I am quite simply going to give my vote to the man I believe most capable of managing the portion of my affairs that is common to all Frenchmen.
the political writer
No doubt. But this is to view the case from the most trivial point of view. No matter. I am assuming that you have given consideration to the solemn act you have come to carry out.
It seems to me to be so simple that I did not think I needed to devote much time to considering it.
the political writer
Is that what you think? Is it a simple matter to vote for a legislator? You clearly do not know how complicated our foreign policy is, how many mistakes our government has made, how many factions seek in a variety of ways to lead it astray. Selecting from among the candidates the man most able to grasp so many complexities, to reflect on the many laws we lack, and to distinguish the most patriotic of the parties in order to have it triumph over the others is not as easy a task as you might believe.
Fine. However, I have neither the time nor the capacity necessary for examining so many things.
the political writer
In that case, defer to those who have considered them. Come and dine with me at General B.’s house and I will tell you for whom you should cast your vote.

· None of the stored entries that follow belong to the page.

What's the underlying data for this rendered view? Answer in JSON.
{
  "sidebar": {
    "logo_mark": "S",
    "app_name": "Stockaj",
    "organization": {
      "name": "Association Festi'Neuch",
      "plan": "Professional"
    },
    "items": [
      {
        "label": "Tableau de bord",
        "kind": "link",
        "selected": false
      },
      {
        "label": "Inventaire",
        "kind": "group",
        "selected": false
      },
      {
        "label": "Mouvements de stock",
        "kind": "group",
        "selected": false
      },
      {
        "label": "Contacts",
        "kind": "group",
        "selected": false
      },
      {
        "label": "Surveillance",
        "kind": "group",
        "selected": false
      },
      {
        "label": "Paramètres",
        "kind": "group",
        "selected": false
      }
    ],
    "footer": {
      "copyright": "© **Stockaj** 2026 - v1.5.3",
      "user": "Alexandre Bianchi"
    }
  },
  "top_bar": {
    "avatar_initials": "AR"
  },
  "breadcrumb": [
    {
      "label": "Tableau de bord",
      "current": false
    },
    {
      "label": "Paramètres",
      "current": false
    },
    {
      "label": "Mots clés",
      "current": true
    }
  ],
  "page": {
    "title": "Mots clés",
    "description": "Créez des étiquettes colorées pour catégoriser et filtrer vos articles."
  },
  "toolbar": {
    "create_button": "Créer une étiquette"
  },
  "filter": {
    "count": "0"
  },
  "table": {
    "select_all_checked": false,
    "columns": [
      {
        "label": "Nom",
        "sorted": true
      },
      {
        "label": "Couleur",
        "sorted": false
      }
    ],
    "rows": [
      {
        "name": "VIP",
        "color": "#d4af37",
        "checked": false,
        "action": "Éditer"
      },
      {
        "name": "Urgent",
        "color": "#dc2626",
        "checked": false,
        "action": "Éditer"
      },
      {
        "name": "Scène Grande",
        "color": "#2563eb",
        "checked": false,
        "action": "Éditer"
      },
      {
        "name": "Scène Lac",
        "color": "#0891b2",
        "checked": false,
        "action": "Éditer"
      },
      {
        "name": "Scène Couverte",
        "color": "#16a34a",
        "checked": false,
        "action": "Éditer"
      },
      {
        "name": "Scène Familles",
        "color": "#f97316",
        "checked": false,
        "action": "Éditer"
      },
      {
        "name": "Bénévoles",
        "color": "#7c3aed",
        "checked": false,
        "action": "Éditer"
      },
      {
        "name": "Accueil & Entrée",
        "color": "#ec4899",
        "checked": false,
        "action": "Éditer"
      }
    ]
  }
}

I beg to accept neither your offers nor your advice. I have heard it said that General B. is standing for office. I cannot accept his dinner as I am firmly resolved not to vote for him.
the political writer
That is very odd. Here, take this leaflet on M. B. . . . It is biographical. You will see how much he deserves your vote. He is a commoner like you. He owes his success solely to his bravery and his sword. He has rendered exceptional service to France. It is up to Frenchmen to reward him for this.
I do not query this. If he has rendered genuine service to France, let France give him medals, or even a pension. However, I do not see that I have to give him a mandate for matters for which I consider him to be unsuitable.
the political writer
The general not suited to attend to matters! He who has commanded army battalions, has governed provinces, has a profound knowledge of the politics of all the cabinets, and who is as eloquent as Demosthenes!
All the more reason I should not vote for him. The greater his capacity, the more he is to be feared by me, as I am convinced that he would use it against my interests.
the political writer
Are not your interests those of your country?
Probably. But they are not those of the general.
the political writer
Explain yourself. I do not understand you at all.
There is no difficulty about my explaining myself. As a farmer, I belong to the peaceful laboring class and I propose to have myself represented by a peaceful working man and not by a man whose career and habits have projected him toward power and war.
the political writer
The general insists that he will defend the cause of agriculture and industry.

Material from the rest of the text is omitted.